Barbara Kay: In praise of the driverless car. Soon may I see my own e-chauffeur
Driverless cars will reduce the number of accidents and congestion on the road by eliminating driver error, experts say.
My fondest memories of fairground rides have me queuing up and excitedly sliding into “my” Dodge ‘Em car, which I would “drive” around a large rubber-floored rink filled with other cars, the object to avoid being bumped while trying to bump as many other cars as possible. It was safe and controlled, while offering the illusion of adventure and independence.
Real cars did eventually provide independence, but not adventure. I hate driving. When nothing but a car will do, it had better be where parking isn’t an issue, or I’ll take a taxi. I find it significant that when playing the “If I had money to burn on whatever luxury I want” game, I never choose world travel or a mansion; I opt for a full-time chauffeur. The fantasy has become ever more alluring as I age and my timidity behind the wheel increases.
I hope I live long enough to experience a taste of the driverless-car society, which is definitely approaching. In a fully functioning driverless world, I wouldn’t have to own a car, since most people like me will get around in “taxibots,” on-demand machines in constant, computer-controlled motion, picking people up and depositing them, and moving on to their next assignment.
Imagine a rush hour where there are dramatically fewer cars, more efficient traffic flow, less wait time for transit, and everyone is happily reading
That’s not my imagination talking. A report by analyst Luis Martinez and a team of collaborators at the International Transport Forum used real trip data to simulate what life would be like in Lisbon, Portugal — chosen because it is a mid-size city with 500,000 city residents and 2.8 million area residents — if the streets were dominated by driverless people-sharing vehicles, some of them completely autonomous, and some partnered with public transit (other than buses, which they replaced).
Martinez’s conclusions look great on paper. The 203,000 cars presently cruising Lisbon’s streets weekdays would, in a taxibot future, be reduced to less than 26,000. For every shared driverless taxi, nine cars could be eliminated. And, according to the report, such gains would arise “while still delivering nearly the same level of mobility as before in terms of travel origins, destinations and lengths of trips.”
Imagine a rush hour where there are dramatically fewer cars, more efficient traffic flow, including less wait time for public transit, and everyone happily emailing, conference-calling, writing novels and Facebooking cat videos as they are wafted hither and yon. People who own driverless cars might no longer care whether their commute to work is one hour or two. Best of all, street parking could be totally freed up (if you own a bot, you can send it home after it drops you off) for bikes and deliveries. According to the report, parking lots would shrink to six per cent of current capacity, opening up the equivalent of 170 football fields of space.

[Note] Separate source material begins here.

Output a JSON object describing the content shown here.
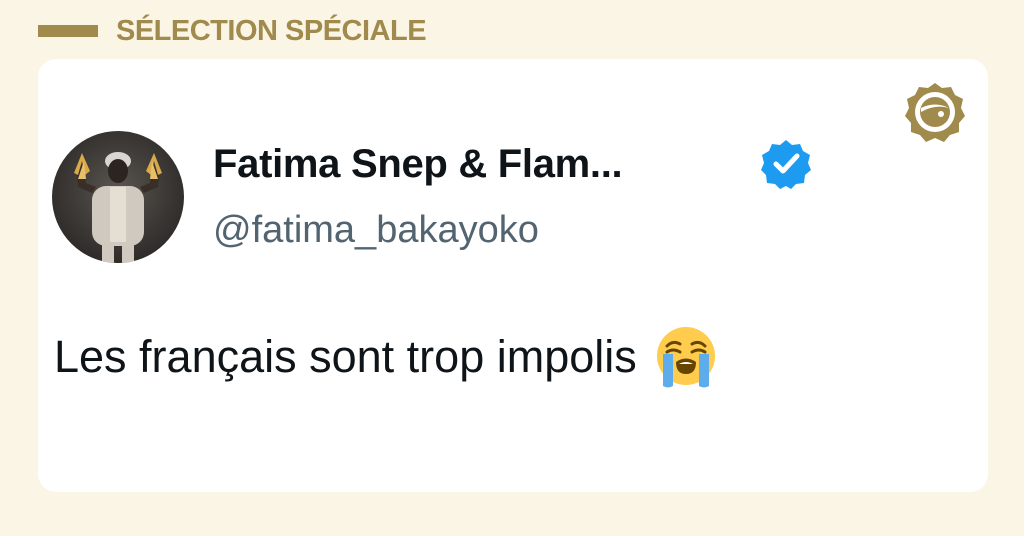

Most people don’t need cars as big as taxis are now. Taxibots serving one or two people — about 35% of rides — will be teeny-weeny, taking up a fraction of the street space of current cars. And, if they are all similar to Google’s “ninja koala,” they will be so adorable that even if I never went anywhere in them, I’d still want one or two as pets. (They should have big toy steering wheels in them to replicate the Dodge ‘Em experience.) Other benefits include a reduction in serious accidents and a consequent diminution of the burden on the medical system. For the otherwise healthy elderly who’ve willingly or unwillingly stopped driving, the prolonged mobility bots offer will radically change their psychological, social and cultural quality of life for the better.
We’re not talking science fiction here. And there is no lack of technological faith amongst city planners, yet strangely very few urban planning commissions, which are tasked with projecting urban needs 20 years out, have taken up the issue with the seriousness it deserves. A Citylab.com article, “Why aren’t urban planners ready for driverless cars?” states that “as of mid-2013, just one of the largest metropolitan planning organizations in the U.S. has so much as mentioned driverless cars in its long-term regional plan.” All the more reason, then, to congratulate Toronto’s new Ryerson City Building Institute, as they are taking it seriously.
Some claim there are too many imponderables to consider. For example, will the trend be toward using the driverless advantage to live farther from work, exacerbating urban sprawl, or will it be to exploit the convenience of bots to commit more eagerly to urban life? Will highway expansions be more or less necessary? Nobody is sure. One consequence we can count on, though, is a dramatic drop in the need for people-driven taxis. And not only taxis, for…
With driverlessness de rigeur
And bots as the people’s chauffeur
It may be Uber’s fate
To have sprung up so late
They get Googled to death, as it were.